Is Britain’s ‘green’ foreign policy innovative or mere posturing?
Britain’s new foreign secretary, David Lammy, has been in office for 11 weeks. Restless and energetic by nature, he had been preparing for the job for two-and-a-half years. He is now impatient to reshape U.K. foreign policy and show that the recently elected Labour government is very different from its Conservative predecessor.
Lammy is a political veteran. He became a Member of Parliament a quarter of a century ago at the age of 27 and was a government minister under Tony Blair and Gordon Brown. A Harvard Law School alum who practiced as an attorney in California in the late 1990s, he is a forceful speaker who knows how to grab headlines. This flair for publicity was on full display on Sept. 17, when he made his first set-piece speech on international affairs at the Royal Botanic Gardens on “the most profound and universal source of global disorder — the climate and nature emergency.”

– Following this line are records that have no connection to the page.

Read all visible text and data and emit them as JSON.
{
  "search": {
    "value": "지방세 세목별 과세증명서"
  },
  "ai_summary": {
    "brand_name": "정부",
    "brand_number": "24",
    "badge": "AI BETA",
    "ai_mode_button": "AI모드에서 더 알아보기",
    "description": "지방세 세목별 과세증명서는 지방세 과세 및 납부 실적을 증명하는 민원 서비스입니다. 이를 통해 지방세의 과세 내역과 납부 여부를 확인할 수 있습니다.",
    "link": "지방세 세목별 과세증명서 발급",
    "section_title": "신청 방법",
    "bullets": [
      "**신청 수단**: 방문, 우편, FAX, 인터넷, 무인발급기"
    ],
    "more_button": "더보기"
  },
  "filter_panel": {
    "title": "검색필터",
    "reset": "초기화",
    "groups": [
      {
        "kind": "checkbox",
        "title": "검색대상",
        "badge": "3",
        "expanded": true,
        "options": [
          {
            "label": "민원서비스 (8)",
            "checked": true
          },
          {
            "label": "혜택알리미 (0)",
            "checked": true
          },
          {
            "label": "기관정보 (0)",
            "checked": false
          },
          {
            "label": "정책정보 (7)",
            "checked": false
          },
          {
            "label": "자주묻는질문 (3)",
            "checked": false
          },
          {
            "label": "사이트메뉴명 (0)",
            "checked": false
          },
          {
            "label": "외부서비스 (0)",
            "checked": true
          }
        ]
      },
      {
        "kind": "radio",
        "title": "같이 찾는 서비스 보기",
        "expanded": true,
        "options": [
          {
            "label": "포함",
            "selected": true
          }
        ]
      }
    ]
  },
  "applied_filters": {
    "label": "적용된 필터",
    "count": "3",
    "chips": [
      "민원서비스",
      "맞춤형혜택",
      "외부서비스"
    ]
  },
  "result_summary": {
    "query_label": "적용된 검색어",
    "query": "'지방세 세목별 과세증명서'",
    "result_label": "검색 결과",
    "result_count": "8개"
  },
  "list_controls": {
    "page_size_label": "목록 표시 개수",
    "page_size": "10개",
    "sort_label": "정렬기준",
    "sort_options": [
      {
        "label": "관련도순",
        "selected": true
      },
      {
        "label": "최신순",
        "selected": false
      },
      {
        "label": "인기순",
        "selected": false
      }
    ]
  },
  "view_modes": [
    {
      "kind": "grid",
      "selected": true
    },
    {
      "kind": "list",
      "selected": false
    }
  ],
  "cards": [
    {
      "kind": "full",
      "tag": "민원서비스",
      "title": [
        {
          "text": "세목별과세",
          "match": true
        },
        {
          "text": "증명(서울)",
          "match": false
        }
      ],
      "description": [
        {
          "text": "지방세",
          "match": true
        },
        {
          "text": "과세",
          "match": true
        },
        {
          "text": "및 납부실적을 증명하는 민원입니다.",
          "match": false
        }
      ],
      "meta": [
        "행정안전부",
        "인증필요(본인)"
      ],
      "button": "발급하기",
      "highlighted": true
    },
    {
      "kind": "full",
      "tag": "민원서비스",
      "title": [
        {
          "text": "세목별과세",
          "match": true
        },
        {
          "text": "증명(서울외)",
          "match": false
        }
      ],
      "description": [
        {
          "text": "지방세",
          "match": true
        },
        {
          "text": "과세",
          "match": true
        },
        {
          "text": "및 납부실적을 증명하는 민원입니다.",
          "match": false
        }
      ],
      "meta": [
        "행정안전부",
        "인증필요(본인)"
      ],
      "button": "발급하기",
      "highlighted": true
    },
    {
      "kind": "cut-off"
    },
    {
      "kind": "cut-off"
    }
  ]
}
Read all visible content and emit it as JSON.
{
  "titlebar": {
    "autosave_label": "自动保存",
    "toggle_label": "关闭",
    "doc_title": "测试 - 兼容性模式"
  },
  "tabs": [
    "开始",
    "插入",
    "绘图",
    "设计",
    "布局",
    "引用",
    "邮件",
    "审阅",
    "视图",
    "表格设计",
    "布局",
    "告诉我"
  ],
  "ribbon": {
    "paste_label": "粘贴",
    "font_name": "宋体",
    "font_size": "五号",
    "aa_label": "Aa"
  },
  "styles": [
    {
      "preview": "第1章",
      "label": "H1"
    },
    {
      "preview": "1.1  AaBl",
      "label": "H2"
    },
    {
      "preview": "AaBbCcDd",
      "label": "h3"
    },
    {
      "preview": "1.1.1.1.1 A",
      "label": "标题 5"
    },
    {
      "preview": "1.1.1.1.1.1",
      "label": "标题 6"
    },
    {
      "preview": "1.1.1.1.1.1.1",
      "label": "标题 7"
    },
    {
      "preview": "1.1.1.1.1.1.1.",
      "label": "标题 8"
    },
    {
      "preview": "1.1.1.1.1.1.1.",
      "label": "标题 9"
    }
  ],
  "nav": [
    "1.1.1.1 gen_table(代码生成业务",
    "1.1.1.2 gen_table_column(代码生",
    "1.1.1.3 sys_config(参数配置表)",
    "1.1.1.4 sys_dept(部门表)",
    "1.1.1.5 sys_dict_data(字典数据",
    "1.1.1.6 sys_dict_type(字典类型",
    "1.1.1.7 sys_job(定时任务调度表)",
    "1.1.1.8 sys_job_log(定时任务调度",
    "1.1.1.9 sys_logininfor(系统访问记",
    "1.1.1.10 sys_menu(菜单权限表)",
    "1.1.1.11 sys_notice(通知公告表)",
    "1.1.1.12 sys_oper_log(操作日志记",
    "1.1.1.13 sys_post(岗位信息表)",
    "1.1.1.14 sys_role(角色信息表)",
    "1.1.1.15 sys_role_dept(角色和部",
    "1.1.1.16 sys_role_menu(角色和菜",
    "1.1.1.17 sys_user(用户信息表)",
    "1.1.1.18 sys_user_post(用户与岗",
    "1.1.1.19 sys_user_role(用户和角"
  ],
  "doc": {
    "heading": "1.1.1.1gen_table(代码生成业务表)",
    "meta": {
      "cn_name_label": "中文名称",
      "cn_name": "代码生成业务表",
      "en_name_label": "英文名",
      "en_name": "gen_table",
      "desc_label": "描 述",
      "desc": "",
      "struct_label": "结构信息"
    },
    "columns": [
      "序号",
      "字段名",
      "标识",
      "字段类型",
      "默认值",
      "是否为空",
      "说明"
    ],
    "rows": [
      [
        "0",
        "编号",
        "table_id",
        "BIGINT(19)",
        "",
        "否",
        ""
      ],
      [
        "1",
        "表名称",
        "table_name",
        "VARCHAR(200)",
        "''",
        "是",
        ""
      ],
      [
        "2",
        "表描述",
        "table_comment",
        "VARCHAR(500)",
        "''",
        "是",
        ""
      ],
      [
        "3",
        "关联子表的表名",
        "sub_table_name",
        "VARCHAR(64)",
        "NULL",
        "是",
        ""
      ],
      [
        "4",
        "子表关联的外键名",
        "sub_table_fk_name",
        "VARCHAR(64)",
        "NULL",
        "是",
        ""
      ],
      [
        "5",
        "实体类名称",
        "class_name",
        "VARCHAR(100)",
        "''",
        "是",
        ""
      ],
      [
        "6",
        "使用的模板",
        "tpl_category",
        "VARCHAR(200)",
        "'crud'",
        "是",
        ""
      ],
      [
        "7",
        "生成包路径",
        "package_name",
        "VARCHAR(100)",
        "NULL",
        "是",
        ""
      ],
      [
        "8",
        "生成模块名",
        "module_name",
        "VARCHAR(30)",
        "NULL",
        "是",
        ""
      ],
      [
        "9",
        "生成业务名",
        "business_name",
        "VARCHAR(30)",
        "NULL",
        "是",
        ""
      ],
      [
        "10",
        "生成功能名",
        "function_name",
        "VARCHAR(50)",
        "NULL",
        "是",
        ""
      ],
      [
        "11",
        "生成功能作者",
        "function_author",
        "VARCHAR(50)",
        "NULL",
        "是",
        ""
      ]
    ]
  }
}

Today, even to address the issue of climate change is to make ears prick up on both left and right. Where once there was widespread consensus on the case for global warming, there is now sharp division. Former President Donald Trump has downplayed the extent of the human contribution to climate change and dismissed global warming as a “hoax,” while five years ago this week an angry Greta Thunberg blinked back tears and berated the UN Climate Action Summit for its failings.
Lammy pulled no punches. The climate crisis is “the central geopolitical challenge of our age,” a threat “more fundamental” than “a terrorist or an imperialist autocrat.” He warned: “It is systemic. It’s pervasive. And accelerating towards us at pace.”
This comparison with terrorism and “an imperialist autocrat,” presumably loose code for Vladimir Putin, is dramatic. Lammy’s underlying argument is that the effects of a changing climate are not separate from traditional issues of geopolitics and international security; rather, they are intimately intertwined with them. He promised that during his tenure “action on the climate and nature crisis will be central to all that the Foreign Office does.”
Lammy is not wholly wrong. Whatever one’s views on the cause and extent of climate change, it is already having an effect on global security. Melting ice in the Arctic is opening up previously inaccessible reserves of oil and gas, and in response Russia has reopened Cold War-era military bases and redrawn its naval strategy to reinforce its territorial claims.
Increasingly inhospitable conditions in the Sahel have contributed both to political instability in that African region and to increasing migration towards Europe. Some analysts have argued that a protracted period of drought contributed to the Syrian civil war, which has so far killed 618,000 people and displaced 13 million. These are “facts on the ground” that Western foreign policy has to take into account.
On the other hand, climate change is not the same type of threat as terrorism or state aggression, and it is much more susceptible to methodical scientific analysis and mitigation. This creates the danger that Lammy’s publicity-seeking narrative may be viewed as scaremongering or distorting the government’s priorities. In the U.S., one in five people thinks human activity has little or no effect on climate change, and a quarter of Republican voters believe the federal government is already doing too much to mitigate environmental changes.
As the American presidential election draws ever closer, British politics is becoming fixated on the possible consequences of a victory for Vice President Kamala Harris or Trump. The Labour government knows it would have a much more comfortable and harmonious relationship with a Democratic president, but it is also aware that polls show only a slender lead for Harris, with a real possibility of a Trump victory. If that happens, will Lammy’s bold stance come back to haunt him?
The foreign secretary has already had to explain away a track record of critical remarks about Trump. While he has built some bridges with figures in Trump’s circle — like Elbridge Colby, a possible National Security Advisor in the event of a GOP victory — his decision to place climate change at the center of British foreign policy risks a sharp difference in approach.
A likely Trump approach to the world includes an energy boom based on fossil fuel, scrapping investment in “meaningless Green New Scam ideas” and a second withdrawal from the Paris Agreement on climate change. Lammy could scarcely have chosen an area in which there are more potentially deep divisions between the U.S. and the U.K.
The foreign secretary’s fundamental analysis, that changes in the environment are what NATO describes as a “threat multiplier,” is sound. But by placing climate change at the heart of his decision making, he has upped the ante substantially. Is he aware of the risk or in danger of a rude awakening?
Eliot Wilson is a freelance writer on politics and international affairs and the co-founder of Pivot Point Group. He was senior official in the U.K. House of Commons from 2005 to 2016, including serving as a clerk of the Defence Committee and secretary of the U.K. delegation to the NATO Parliamentary Assembly.